“A retrospective exhibition by one of the world’s most significant master photographers still working today.”
I went to see the retrospective of photographer Paul Caponigro at the Obscura Gallery in Santa Fe, New Mexico. My drive down to the gallery took less time than anticipated. This turned out to provide plenty of quiet time to view Paul’s work before the crowds arrived. The nearly 50 black and white prints on display covered his work from the late 1950s through the early 2000s. The iconic Running White Deer, Galaxy Apple, Reflective Stream, Roadway, Stonehenge, and a couple of his Sunflowers were among the photographs.
I slowly walked along each wall of perfectly framed photographs pausing at each. I do not normally do this but these photographs were compelling. Paul Caponigro is perhaps the last living photographer from the lineage of master landscape (non-people) photographers, which includes Ansel Adams, Edward Weston, and Minor White among others. For me the experience of viewing these photographs that hung just inches from my eyes was on the order of a religious experience, one that humbled me right down to a very quiet reverence of what I was seeing before me.
Being the only one in the gallery provided a museum quality experience where I had all the time I wanted to look and explore the details of the actual print without being interrupted. Soon I began to notice phases of Paul’s photographs and group them into three distinct periods.

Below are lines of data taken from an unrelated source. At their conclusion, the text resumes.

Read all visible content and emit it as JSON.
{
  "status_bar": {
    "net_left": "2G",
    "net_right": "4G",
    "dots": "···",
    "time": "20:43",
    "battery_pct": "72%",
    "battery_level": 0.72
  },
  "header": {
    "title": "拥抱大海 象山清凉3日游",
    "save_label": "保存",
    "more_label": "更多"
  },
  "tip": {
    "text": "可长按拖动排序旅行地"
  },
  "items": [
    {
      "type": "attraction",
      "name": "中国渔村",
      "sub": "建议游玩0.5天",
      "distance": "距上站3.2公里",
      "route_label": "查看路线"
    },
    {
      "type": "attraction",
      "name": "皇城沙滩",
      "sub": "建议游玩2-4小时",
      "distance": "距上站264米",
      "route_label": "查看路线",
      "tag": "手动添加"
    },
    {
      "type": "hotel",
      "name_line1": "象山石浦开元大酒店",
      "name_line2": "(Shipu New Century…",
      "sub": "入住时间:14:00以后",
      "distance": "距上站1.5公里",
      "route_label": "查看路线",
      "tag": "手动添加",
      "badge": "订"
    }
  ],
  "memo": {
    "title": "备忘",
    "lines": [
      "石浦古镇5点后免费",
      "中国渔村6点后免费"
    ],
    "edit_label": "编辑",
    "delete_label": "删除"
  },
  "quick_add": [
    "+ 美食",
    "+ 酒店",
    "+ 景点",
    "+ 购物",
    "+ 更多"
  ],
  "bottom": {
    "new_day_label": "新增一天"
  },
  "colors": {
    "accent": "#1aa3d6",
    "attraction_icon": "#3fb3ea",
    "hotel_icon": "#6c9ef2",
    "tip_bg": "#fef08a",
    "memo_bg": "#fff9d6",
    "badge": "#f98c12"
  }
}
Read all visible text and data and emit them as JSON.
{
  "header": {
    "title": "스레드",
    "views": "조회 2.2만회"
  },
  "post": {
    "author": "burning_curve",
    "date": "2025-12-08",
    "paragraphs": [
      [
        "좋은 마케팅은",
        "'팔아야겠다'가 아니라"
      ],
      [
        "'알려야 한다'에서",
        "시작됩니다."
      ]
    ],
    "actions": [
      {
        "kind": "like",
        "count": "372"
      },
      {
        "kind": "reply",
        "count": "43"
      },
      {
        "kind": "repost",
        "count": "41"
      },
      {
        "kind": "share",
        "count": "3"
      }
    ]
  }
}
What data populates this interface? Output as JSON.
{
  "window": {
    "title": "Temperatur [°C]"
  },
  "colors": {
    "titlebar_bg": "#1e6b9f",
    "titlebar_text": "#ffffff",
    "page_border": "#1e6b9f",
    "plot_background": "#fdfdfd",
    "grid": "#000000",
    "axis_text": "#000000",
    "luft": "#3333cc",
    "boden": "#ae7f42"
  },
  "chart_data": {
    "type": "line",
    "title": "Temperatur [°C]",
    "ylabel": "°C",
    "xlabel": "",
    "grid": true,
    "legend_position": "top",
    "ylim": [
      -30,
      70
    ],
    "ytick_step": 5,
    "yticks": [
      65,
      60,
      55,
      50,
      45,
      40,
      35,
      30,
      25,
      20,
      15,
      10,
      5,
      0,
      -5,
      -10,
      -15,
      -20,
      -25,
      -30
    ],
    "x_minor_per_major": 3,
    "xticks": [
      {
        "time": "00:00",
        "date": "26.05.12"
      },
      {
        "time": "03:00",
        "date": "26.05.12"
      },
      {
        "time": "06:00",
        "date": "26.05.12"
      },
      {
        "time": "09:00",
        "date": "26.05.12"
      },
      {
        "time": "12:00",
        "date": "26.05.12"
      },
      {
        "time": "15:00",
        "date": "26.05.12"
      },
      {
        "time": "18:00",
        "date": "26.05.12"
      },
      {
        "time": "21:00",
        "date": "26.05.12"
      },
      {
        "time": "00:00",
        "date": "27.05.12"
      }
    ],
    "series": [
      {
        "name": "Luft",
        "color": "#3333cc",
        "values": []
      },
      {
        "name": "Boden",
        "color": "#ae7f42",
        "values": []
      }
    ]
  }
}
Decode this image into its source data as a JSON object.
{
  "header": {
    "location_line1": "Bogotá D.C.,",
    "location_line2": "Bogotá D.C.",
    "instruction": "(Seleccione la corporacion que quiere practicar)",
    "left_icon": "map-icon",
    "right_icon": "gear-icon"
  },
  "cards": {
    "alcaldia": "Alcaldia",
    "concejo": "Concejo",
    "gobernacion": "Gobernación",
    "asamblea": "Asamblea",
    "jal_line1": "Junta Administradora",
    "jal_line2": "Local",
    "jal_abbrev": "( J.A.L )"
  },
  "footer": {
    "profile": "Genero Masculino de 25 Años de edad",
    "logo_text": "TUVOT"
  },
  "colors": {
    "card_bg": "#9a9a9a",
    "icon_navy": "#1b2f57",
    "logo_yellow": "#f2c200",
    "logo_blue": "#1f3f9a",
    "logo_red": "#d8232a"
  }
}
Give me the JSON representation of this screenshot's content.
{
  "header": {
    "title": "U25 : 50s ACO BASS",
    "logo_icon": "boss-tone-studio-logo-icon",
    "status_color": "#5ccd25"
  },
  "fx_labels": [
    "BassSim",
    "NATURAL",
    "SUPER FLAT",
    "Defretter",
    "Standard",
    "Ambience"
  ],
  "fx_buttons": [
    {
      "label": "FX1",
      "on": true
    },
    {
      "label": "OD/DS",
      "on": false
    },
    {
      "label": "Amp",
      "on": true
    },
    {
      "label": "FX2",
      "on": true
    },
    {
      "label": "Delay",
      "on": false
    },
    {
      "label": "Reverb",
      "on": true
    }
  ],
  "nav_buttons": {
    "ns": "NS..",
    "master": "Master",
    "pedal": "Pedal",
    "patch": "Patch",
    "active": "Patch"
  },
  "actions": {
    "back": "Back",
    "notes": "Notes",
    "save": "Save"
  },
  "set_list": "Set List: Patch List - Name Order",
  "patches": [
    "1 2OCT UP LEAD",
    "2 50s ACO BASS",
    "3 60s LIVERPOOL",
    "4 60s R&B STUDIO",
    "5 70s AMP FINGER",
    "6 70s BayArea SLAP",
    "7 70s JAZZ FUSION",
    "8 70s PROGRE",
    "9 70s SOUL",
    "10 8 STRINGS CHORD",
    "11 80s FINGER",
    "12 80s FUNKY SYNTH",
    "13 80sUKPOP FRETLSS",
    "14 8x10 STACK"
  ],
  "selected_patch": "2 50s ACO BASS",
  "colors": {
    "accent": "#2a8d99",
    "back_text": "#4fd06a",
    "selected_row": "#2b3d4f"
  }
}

His early work between the late 1950s to the beginning of the 1970s is characterized by close studies of form, light and texture. I believe these images are his most spiritually pure photographs. They show his innocent fascination in exploring the subject before his eyes. The subject is often isolated to its essential texture and provides a landscape of shapes and light. Rock Wall, Fungus, Pear, and each of his Sunflowers images are examples of this period. The Galaxy Apple also belongs in this period but it achieves an even grander stature because the simple red apple when photographed in black and white transforms it into an image of a star filled galaxy.
The photographs that were made in the 1970s and 80s, in general, show a wider expanse of space. Paul pulled back his view from being focused on the details of an object or a singular pattern, as with Reflecting Stream, or the iconic Roadway, to include much more of the scene. The viewer now sees a more typical landscape. He has a few of these wider view images in his earlier works, but the photographs representing this period in the exhibition are more landscape based.
The third period began around the turn of the century when he started to photographs still lifes. Two Pears, Fruit Platter, and October Harvest are examples of this period. They are crafted with the same skill of attention to details and simplicity as his earliest works. I liked these still lifes for the quality of light they have.
There is one exception to the time periods that I saw. In 2012, Paul photographed a turtle on its back that created a star shaped figure against the dark forest ground. The photograph is titled, Snapping Turtle. He was in his 80s and perhaps like us all, returned to the essence of his younger days when he began photographing.
Paul Caponigro has a huge body of photographs, all of which are unique to the time at which they were created. Beyond Paul’s classic photographs, there are some which I had never seen that I found interesting. Leaf on Wet Screen, from a distance this photograph looks like a snowy night with an oak leaf on the ground. As I got closer to the print more details began to emerge. A grid of lines appeared. I then had to shift my perspective to see that the photograph was actually looking at a screen, a screened window, a screened door, you cannot tell. What once looked like falling snow, now were water drops trapped by the wire grid of the screen. The screen’s grid made the photograph look like some sort of digital pattern of ones and zeros, which was unexpected. Frosted Window was another one I had not seen and liked very much. It fits along the lines of Galaxy Apple in that it looks like a night sky until you get close enough to where the crystallized water emerges to reveal an even more delicate image of frost.
I had the opportunity to chat with Paul. From my view I was chatting with someone I felt I knew via his photographs and having helped print some of his Cibachrome prints in the 80s, but the reality was that he was talking to a complete stranger. How should he behave? From what perspective should he have of me? I brought up his Reflecting Stream and he began to mention the concept and meaning of the image he had in mind when he made the photograph, but I was not buying it and I think he knew it when I saw a very faint smile from him. I then mentioned another New England artist, well, actually a poet, Robert Frost. I quoted Frost’s best line about his poetry; “They begin in delight and end in wisdom.” I got a favorable reaction from Paul and we both agree that it is the innocent exploration of our environment that yields some of the best photographic images, and it is after the fact that we begin to realize what was captured.
I wished I could have had more time talking with Paul about photography, but it was not the time or place. I left the exhibition before the gallery filled up with others, and drove back to Denver. As I watched the Wolf Moon rise above the horizon, I felt pleased to have seen such a body of work by a photographer that I had admired since the late 1970s and the fact that I met him. The six hour drive provided me with much time to reflect. When I woke the next day, I began to write this summary.
The Owner and Director of the Obscura Gallery, Jennifer Schlesinger has put together a wonderful retrospective of Paul Caponigro’s photography. If you are in the Santa Fe area, or within driving distance, it will be well worth your time to visit the exhibition, but do so before February 29, 2020 when it ends.